From Publishers Weekly
Yolen reaches new heights in this flawless tale. Patterned after the story of Job, it concerns one Griselle, a lace maker in Paris of long ago. Reports of her goodness so enrage the gargoyles on a nearby cathedral that they place a wager one Christmas Eve with their holy counterparts, the stone angels. Their bet? To test Griselle's goodness by thrusting upon her "an ugly and unlovable child." The angels consent, and the gargoyles send a hideous, squalling imp to the woman's doorstep. Though the foundling tests her sorely indeed, Griselle proves faithful, and in a particularly poignant ending, her place in heaven and that of her homely but much loved son are assured. The prose is lush but exquisitely restrained, and moves to the measured cadences of another, more gracious era. The story creates new opportunities for Christiana's (White Nineteens) brooding, mysterious watercolor art. Part impressionist, part Arthur Rackham, wholly original, rendered largely in shades of gray but with an occasional touch of color, the illustrations reveal a world where crouching gargoyles hint of dark purposes and the shadowed and oblique are infinitely more intriguing than the overt. In a word, heavenly. Ages 7-up.
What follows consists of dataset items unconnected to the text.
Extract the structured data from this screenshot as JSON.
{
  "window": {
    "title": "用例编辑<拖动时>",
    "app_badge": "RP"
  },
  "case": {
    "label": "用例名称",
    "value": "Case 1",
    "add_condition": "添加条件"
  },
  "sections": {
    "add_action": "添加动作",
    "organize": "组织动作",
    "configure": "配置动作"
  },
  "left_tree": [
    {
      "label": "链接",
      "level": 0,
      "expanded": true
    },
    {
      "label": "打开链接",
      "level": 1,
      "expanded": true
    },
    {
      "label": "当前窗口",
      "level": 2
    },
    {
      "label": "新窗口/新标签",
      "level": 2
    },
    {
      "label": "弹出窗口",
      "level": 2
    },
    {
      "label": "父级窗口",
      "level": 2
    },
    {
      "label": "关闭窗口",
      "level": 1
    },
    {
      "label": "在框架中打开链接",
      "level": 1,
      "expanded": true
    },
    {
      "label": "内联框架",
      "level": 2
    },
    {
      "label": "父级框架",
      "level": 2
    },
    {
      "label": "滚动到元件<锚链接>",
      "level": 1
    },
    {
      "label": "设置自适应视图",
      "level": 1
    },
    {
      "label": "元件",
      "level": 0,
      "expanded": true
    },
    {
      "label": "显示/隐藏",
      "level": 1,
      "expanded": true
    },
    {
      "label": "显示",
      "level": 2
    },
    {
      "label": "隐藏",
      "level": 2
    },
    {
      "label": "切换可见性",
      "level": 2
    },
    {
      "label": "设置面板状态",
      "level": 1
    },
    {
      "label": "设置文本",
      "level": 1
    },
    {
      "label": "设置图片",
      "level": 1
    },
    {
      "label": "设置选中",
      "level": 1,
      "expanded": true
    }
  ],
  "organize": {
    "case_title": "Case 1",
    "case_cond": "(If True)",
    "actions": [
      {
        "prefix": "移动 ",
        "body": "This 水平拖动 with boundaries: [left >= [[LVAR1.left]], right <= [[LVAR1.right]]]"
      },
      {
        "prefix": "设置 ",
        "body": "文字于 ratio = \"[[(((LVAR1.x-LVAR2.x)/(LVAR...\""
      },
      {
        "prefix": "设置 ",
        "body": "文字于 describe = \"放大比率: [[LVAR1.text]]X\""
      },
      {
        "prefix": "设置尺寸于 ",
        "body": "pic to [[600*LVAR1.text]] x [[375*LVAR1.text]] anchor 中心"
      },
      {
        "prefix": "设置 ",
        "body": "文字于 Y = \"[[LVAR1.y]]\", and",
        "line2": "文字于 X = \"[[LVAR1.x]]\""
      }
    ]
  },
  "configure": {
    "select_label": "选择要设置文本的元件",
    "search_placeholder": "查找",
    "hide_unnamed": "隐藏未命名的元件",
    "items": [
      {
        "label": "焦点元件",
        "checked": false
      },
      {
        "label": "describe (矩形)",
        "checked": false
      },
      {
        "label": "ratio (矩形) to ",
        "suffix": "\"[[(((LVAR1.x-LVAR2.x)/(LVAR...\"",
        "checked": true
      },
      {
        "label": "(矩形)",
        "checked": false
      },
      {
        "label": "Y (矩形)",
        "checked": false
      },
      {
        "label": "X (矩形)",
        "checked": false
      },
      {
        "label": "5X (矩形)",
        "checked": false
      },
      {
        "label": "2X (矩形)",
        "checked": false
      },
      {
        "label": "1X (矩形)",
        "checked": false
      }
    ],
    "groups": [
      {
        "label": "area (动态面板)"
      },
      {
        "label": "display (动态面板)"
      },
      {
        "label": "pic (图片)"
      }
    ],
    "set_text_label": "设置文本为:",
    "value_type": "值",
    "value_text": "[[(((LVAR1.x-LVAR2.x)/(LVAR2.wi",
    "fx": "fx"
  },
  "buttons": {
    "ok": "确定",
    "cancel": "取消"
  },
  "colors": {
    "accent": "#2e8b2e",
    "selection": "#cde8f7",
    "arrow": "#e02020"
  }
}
Copyright 1994 Reed Business Information, Inc.
From Booklist
Gr. 2-4. The angels and gargoyles carved on an old cathedral are the characters in an original fairy tale about an ugly changeling. Set at Christmas, this is also a kind of Nativity story. Griselle is so beautiful and good that she gives away half her food to the cats and birds. The grumbling gargoyles can't stand her, and they have a wager with the angels to test Griselle's goodness by sending her an ugly and unlovable child. He arrives at her door on Christmas. She takes him in and loves him. Nothing will make her abandon him, not even the man she loves, not even her own safety. She is the child's savior, and her love transforms him. The book design is handsome, with some hand lettering and with watercolor paintings of depth and mystery that evoke the sculptured figures in stone shades of gray and brown. Some pictures are like panels; some show the gargoyles bursting out like evil happenings and ugly feelings. One realistic view of the child clutching the battered mother is a heartbreaking madonna image. Like Winter's illustrated version of Lagerlof's
The Changeling (1991), this may appeal more to adults than young children, but it will touch anyone who imagines a story about those strange figures carved in stone.